Tan fácil, sí. Aquella voz y aquellas manos habían dejado de impresionarla. Algo hizo clic en su cerebro y se sintió liberada. Casi se sorprendió de haberse sentido tan intensamente vinculada, aunque sólo fuera por el sexo, a aquel chico. Pudo decir basta.

 

 

—Parece que te hayas chutado, papá.

Olga miró alternativamente a Alberto y a María. Alberto había estallado en otra carcajada insólita. Y con ésa eran ya bastantes en una sola noche. Claro que el comentario de María era divertido... Divertido, pero sobre todo ingenioso. La chiquilla había acertado a describir con una frase la impresión que vagamente había estado flotando en la cabeza de Olga desde la llegada de Alberto. Risas impropias al saludarlos. Risotadas excesivas al escuchar el resumen del fin de semana en boca de Édgar y María. Más carcajadas al atender la llamada de Patricia, que, ¡cómo no!, había acertado en mitad de la cena. Había conseguido boicotear el único rato que habrían podido disfrutar juntos aquella semana.

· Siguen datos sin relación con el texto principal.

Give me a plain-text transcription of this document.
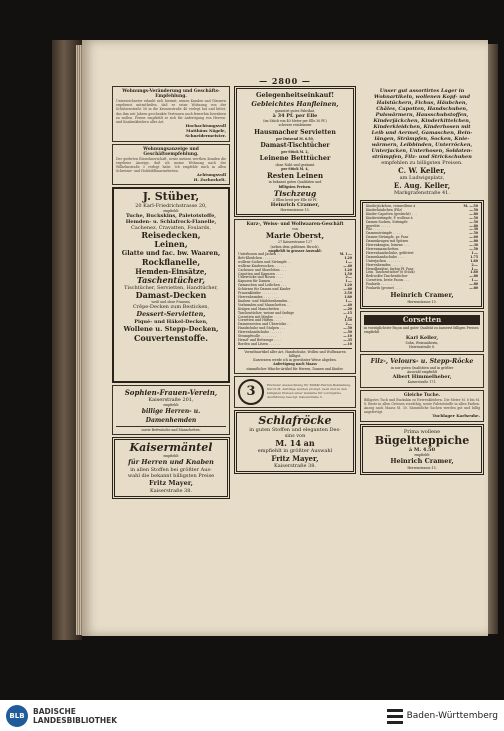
— 2800 —
Wohnungs-Veränderung und Geschäfts-Empfehlung.
Unterzeichneter erlaubt sich hiermit, seinen Kunden und Gönnern ergebenst mitzutheilen, daß er seine Wohnung von der Schützenstraße 56 in die Kronenstraße 46 verlegt hat und bittet, das ihm seit Jahren geschenkte Vertrauen auch fernerhin bewahren zu wollen. Ferner empfiehlt er sich für Anfertigung von Herren- und Knabenkleidern aller Art.
Hochachtungsvoll
Matthäus Nägele,
Schneidermeister.
Wohnungsanzeige und Geschäftsempfehlung.
Der geehrten Einwohnerschaft, sowie meinen werthen Kunden die ergebene Anzeige, daß ich meine Wohnung nach der Wilhelmstraße 3 verlegt habe. Ich empfehle mich in allen Schreiner- und Holzbildhauerarbeiten.
Achtungsvoll
H. Zschockelt.
J. Stüber,
20 Karl-Friedrichstrasse 20,
empfiehlt
Tuche, Buckskins, Paletotstoffe,
Hemden- u. Schlafrock-Flanelle,
Cachenez, Cravatten, Foulards,
Reisedecken,
Leinen,
Glatte und fac. bw. Waaren,
Rockflanelle,
Hemden-Einsätze,
Taschentücher,
Tischtücher, Servietten, Handtücher,
Damast-Decken
weiß und ohne Fransen,
Crêpe-Decken zum Besticken,
Dessert-Servietten,
Piqué- und Häkel-Decken,
Wollene u. Stepp-Decken,
Couvertenstoffe.
Sophien-Frauen-Verein,
Kaiserstraße 201,
empfiehlt
billige Herren- u. Damenhemden
sowie Bettwäsche und Manschetten.
Kaisermäntel
empfiehlt
für Herren und Knaben
in allen Stoffen bei größter Aus-
wahl die bekannt billigsten Preise
Fritz Mayer,
Kaiserstraße 38.
Gelegenheitseinkauf!
Gebleichtes Hanfleinen,
garantirt gutes Fabrikat,
à 34 Pf. per Elle
(im Stück von 40 Meter per Elle 30 Pf.)
schwere reinleinene
Hausmacher Servietten
per Dutzend M. 6.50,
Damast-Tischtücher
per Stück M. 2,
Leinene Betttücher
ohne Naht und gesäumt
per Stück M. 4,
Resten Leinen
in bekannt guten Qualitäten und
billigsten Preisen.
Tischzeug
2 Ellen breit per Elle 60 Pf.
Heinrich Cramer,
Herrenstrasse 15.
Kurz-, Weiss- und Wollwaaren-Geschäft
von
Marie Oberst,
27 Kaiserstrasse 127
(neben dem goldenen Hirsch),
empfiehlt in grosser Auswahl:
Unterhosen und Jacken . . .	M. 1.—
Bett-Kleidchen . . . . . . .	1.20
wollene Socken und Strümpfe . .	1.—
wollene Kindersocken . . . . . .	—.40
Cachenez und Shawlchen . . .	1.20
Capotten und Kapuzen . . . .	1.50
Unterröcke und Hosen . . . .	2.—
Kapuzen für Damen . . . . . .	1.—
Gamaschen und Leibchen . . .	1.20
Schürzen für Damen und Kinder	—.60
Frauenkleider . . . . . . . .	3.50
Herrenhemden . . . . . . . .	1.80
Knaben- und Mädchenhemden . .	1.—
Vorhemden und Manschetten . .	—.40
Krägen und Manschetten . . .	—.20
Taschentücher, weisse und farbige	—.15
Corsetten mit Mieder . . . . .	1.—
Corsetten und Hüften . . . .	1.50
Damenwesten und Überröcke . .	2.—
Handschuhe und Stulpen . . .	—.50
Herrenhandschuhe . . . . . .	—.50
Strumpfwolle . . . . . . . .	—.10
Hemd- und Bettzeuge . . . .	—.35
Borden und Litzen . . . . . .	—.10
Vorrathsartikel aller Art, Handschuhe, Wollen und Wollwaaren billigst.
Kurzwaren werde ich in gewohnter Weise abgeben.
Anfertigung nach Maass
sämmtlicher Wäsche-Artikel für Herren, Damen und Kinder.
3	Höchster Auszeichnung für Militär-Herren-Bekleidung. Durch M. Aufträge werden prompt, reell und zu den billigsten Preisen unter Garantie für vorzügliche Ausführung besorgt. Kaiserstraße 3.
Schlafröcke
in guten Stoffen und eleganten Des-
sins von
M. 14 an
empfiehlt in größter Auswahl
Fritz Mayer,
Kaiserstraße 38.
Unser gut assortirtes Lager in
Wohnartikeln, wollenen Kopf- und
Halstüchern, Fichus, Häubchen,
Châles, Capotten, Handschuhen,
Pulswärmern, Hausschuhstoffen,
Kinderjäckchen, Kinderkittelchen,
Kinderkleidchen, Kinderhosen mit
Leib und Aermel, Gamaschen, Bein-
längen, Strümpfen, Socken, Knie-
wärmern, Leibbinden, Unterröcken,
Unterjacken, Unterhosen, Soldaten-
strümpfen, Filz- und Strickschuhen
empfehlen zu billigsten Preisen.
C. W. Keller,
am Ludwigsplatz,
E. Aug. Keller,
Markgrafenstraße 41.
Kinderjäckchen, reinwollene à	M. —.50
Kinderhäubchen (Filz)	—.50
Kinder-Capotten (gestrickt) . . .	—.80
Kinderstrümpfe, P. wollene à	—.50
Damen-Socken, Strümpfe	—.50
gewebte . . . . .	—.80
Filz . . . . .	—.30
Damenstrümpfe . . . . .	—.50
Damen-Strümpfe, pr. Paar	—.60
Damenkragen mit Spitzen	—.80
Herrenkragen, leinene . . .	—.30
Herrenmanschetten	—.50
Herrenhandschuhe, gefüttert	1.—
Damenhandschuhe . . . .	1.75
Unterjacken . . . . . . .	1.80
Herrenhemden . . . . . .	2.—
Hemdbesätze, farbig Pf. Paar	1.—
Lein. Taschentücher (6 Stück)	1.80
Bedruckte Taschentücher	—.80
Corsetten, beste Facon . . .	1.—
Foulards . . . . . . .	—.80
Foulards (grosse) . . . .	—.80
Heinrich Cramer,
Herrenstrasse 15.
Corsetten
in vorzüglichster Façon und guter Qualität zu äusserst billigen Preisen empfiehlt
Karl Keller,
Sohn, Weissnäherin,
Herrenstraße 8.
Filz-, Velours- u. Stepp-Röcke
in nur guten Qualitäten und in größter
Auswahl empfiehlt
Albert Himmelheber,
Kaiserstraße 171.
Gleiche Tuche.
Billigstes Tuch und Buckskin zu Herrenkleidern. Die Meter M. 6 bis M. 8. Reste in allen Grössen vorräthig, sowie Paletotstoffe in allen Farben. Anzug nach Maass M. 30. Sämmtliche Sachen werden gut und billig angefertigt.
Tuchlager Karlsruhe.
Prima wollene
Bügeltteppiche
à M. 4.50
empfiehlt
Heinrich Cramer,
Herrenstrasse 15.
BLB	BADISCHE
LANDESBIBLIOTHEK	Baden-Württemberg
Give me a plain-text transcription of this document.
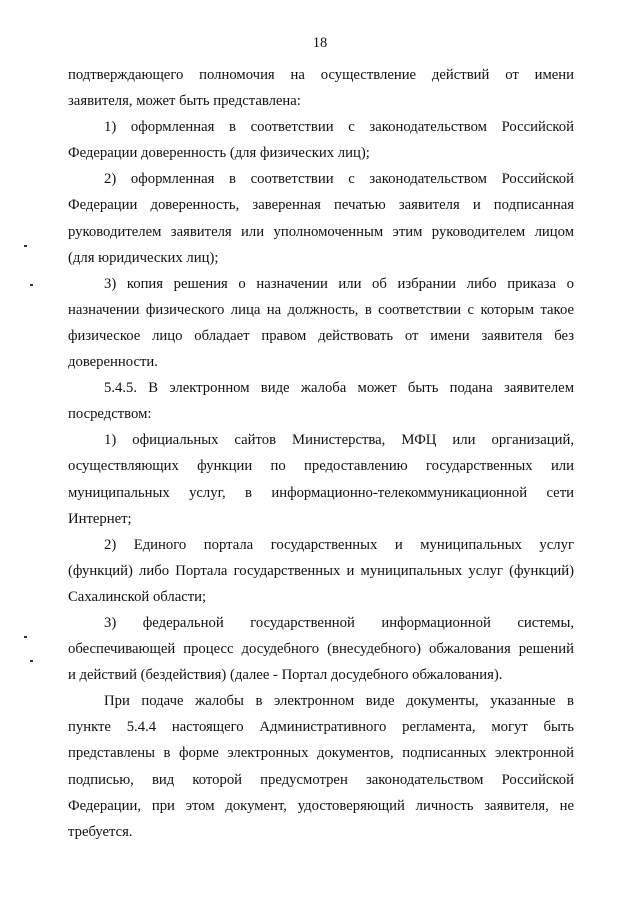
18

подтверждающего полномочия на осуществление действий от имени

заявителя, может быть представлена:

1) оформленная в соответствии с законодательством Российской

Федерации доверенность (для физических лиц);

2) оформленная в соответствии с законодательством Российской

Федерации доверенность, заверенная печатью заявителя и подписанная

руководителем заявителя или уполномоченным этим руководителем лицом

(для юридических лиц);

3) копия решения о назначении или об избрании либо приказа о

назначении физического лица на должность, в соответствии с которым такое

физическое лицо обладает правом действовать от имени заявителя без

доверенности.

5.4.5. В электронном виде жалоба может быть подана заявителем

посредством:

1) официальных сайтов Министерства, МФЦ или организаций,

осуществляющих функции по предоставлению государственных или

муниципальных услуг, в информационно-телекоммуникационной сети

Интернет;

2) Единого портала государственных и муниципальных услуг

(функций) либо Портала государственных и муниципальных услуг (функций)

Сахалинской области;

3) федеральной государственной информационной системы,

обеспечивающей процесс досудебного (внесудебного) обжалования решений

и действий (бездействия) (далее - Портал досудебного обжалования).

При подаче жалобы в электронном виде документы, указанные в

пункте 5.4.4 настоящего Административного регламента, могут быть

представлены в форме электронных документов, подписанных электронной

подписью, вид которой предусмотрен законодательством Российской

Федерации, при этом документ, удостоверяющий личность заявителя, не

требуется.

Pero, claro, ¿cómo hubiera podido irse a la cama sin saber si su Albertito había regresado y qué tal le había ido el fin de semana de trabajo? Pobre Tito, ¡qué esforzado, qué cumplidor, qué tipo tan brillante era!

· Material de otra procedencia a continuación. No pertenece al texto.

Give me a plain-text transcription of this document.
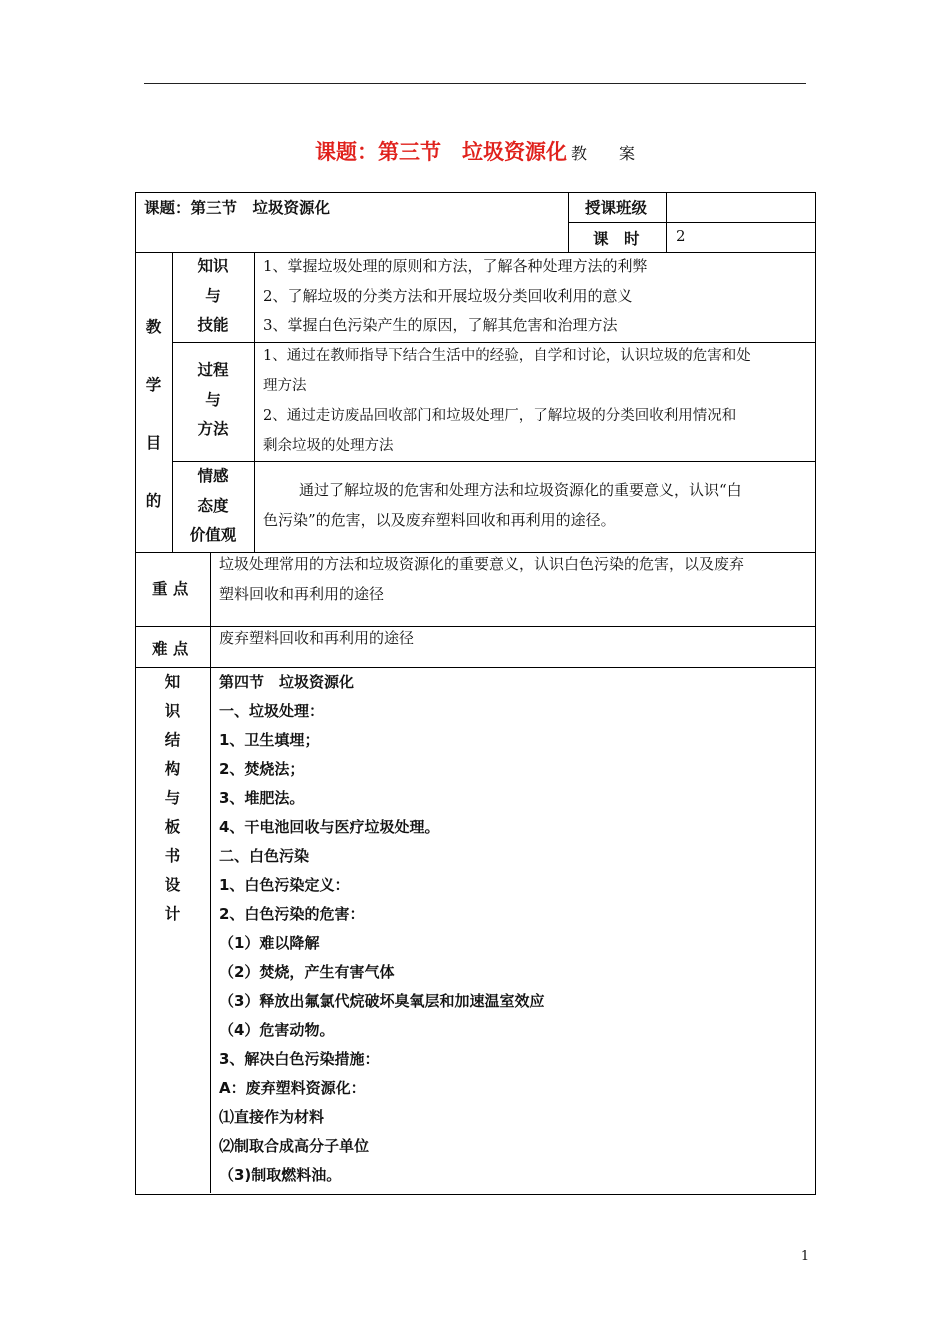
课题：第三节　垃圾资源化 教　　案
课题：第三节　垃圾资源化	授课班级
课　时 2
教
学
目
的
知识
与
技能
1、掌握垃圾处理的原则和方法，了解各种处理方法的利弊
2、了解垃圾的分类方法和开展垃圾分类回收利用的意义
3、掌握白色污染产生的原因，了解其危害和治理方法
过程
与
方法
1、通过在教师指导下结合生活中的经验，自学和讨论，认识垃圾的危害和处
理方法
2、通过走访废品回收部门和垃圾处理厂，了解垃圾的分类回收利用情况和
剩余垃圾的处理方法
情感
态度
价值观
通过了解垃圾的危害和处理方法和垃圾资源化的重要意义，认识“白
色污染”的危害，以及废弃塑料回收和再利用的途径。
重 点
垃圾处理常用的方法和垃圾资源化的重要意义，认识白色污染的危害，以及废弃
塑料回收和再利用的途径
难 点
废弃塑料回收和再利用的途径
知
识
结
构
与
板
书
设
计
第四节　垃圾资源化
一、垃圾处理：
1、卫生填埋；
2、焚烧法；
3、堆肥法。
4、干电池回收与医疗垃圾处理。
二、白色污染
1、白色污染定义：
2、白色污染的危害：
（1）难以降解
（2）焚烧，产生有害气体
（3）释放出氟氯代烷破坏臭氧层和加速温室效应
（4）危害动物。
3、解决白色污染措施：
A：废弃塑料资源化：
⑴直接作为材料
⑵制取合成高分子单位
（3)制取燃料油。
1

Cuando oía el consabido discurso, Olga no sólo sentía feroces deseos de asesinar a su suegra, sino incluso de torpedear a su marido. Es decir, que Albertito era el rey de la responsabilidad y la profesionalidad, ¿no? ¿Y ella, qué? Naturalmente, nada de nada. Como si pasase el día en el club, dormitando al sol, o fuese a tomar el té con las amigas, o a reventar la visa de Tito... Una ociosa, eso era. A pesar de estar acostumbrada a oírla, todavía le resultaba inaudita e intolerable la falta de ecuanimidad de Patricia. Cuando iba a comer con ellos, Olga se hacía el firme propósito de mantenerse impávida. Ooooooooooommmmmmmmm, se decía juntando el pulgar y el índice de cada mano. Aparentemente resultaba imperturbable, pero el estómago se le cerraba en un espasmo que no le permitía probar bocado hasta pasadas veinticuatro horas y, entonces, se atracaba de galletas. Si no fueras mi hijo me enamoraría de ti, continuaba Patricia, arrobada. Y se deshacía en alabanzas hacia su hijo, que resultaba maravilloso por tantísimas razones y, además, por ocuparse de todo, incluso de la compra. Al llegar a ese punto, ni siquiera el «om» lograba mantener la calma de Olga. Porque iba Alberto, ciertamente, pero después de que ella hubiese apuntado en una lista lo que faltaba. Lanzaba una mirada torva a su suegra. ¡Lástima, lástima, que no te atrevas a más, Monegal! Un gancho en la mandíbula sería lo pertinente. No. Alberto no se ocupaba de la casa. Quien llevaba el peso de lo doméstico y familiar era Olga; Alberto se limitaba a ayudar. ¿Qué quieres que haga?, preguntaba amablemente sin advertir que los platos de la comida, amontonados delante de sus narices, estaban por meter en el lavavajillas o que la lavadora había terminado los centrifugados y la ropa estaba por tender. En casa, Alberto resultaba una especie de realquilado encantador. ¿Te pongo la mesa? Sí, por favor, y coge un mantel limpio. ¿Dónde guardas los manteles? ¡Om!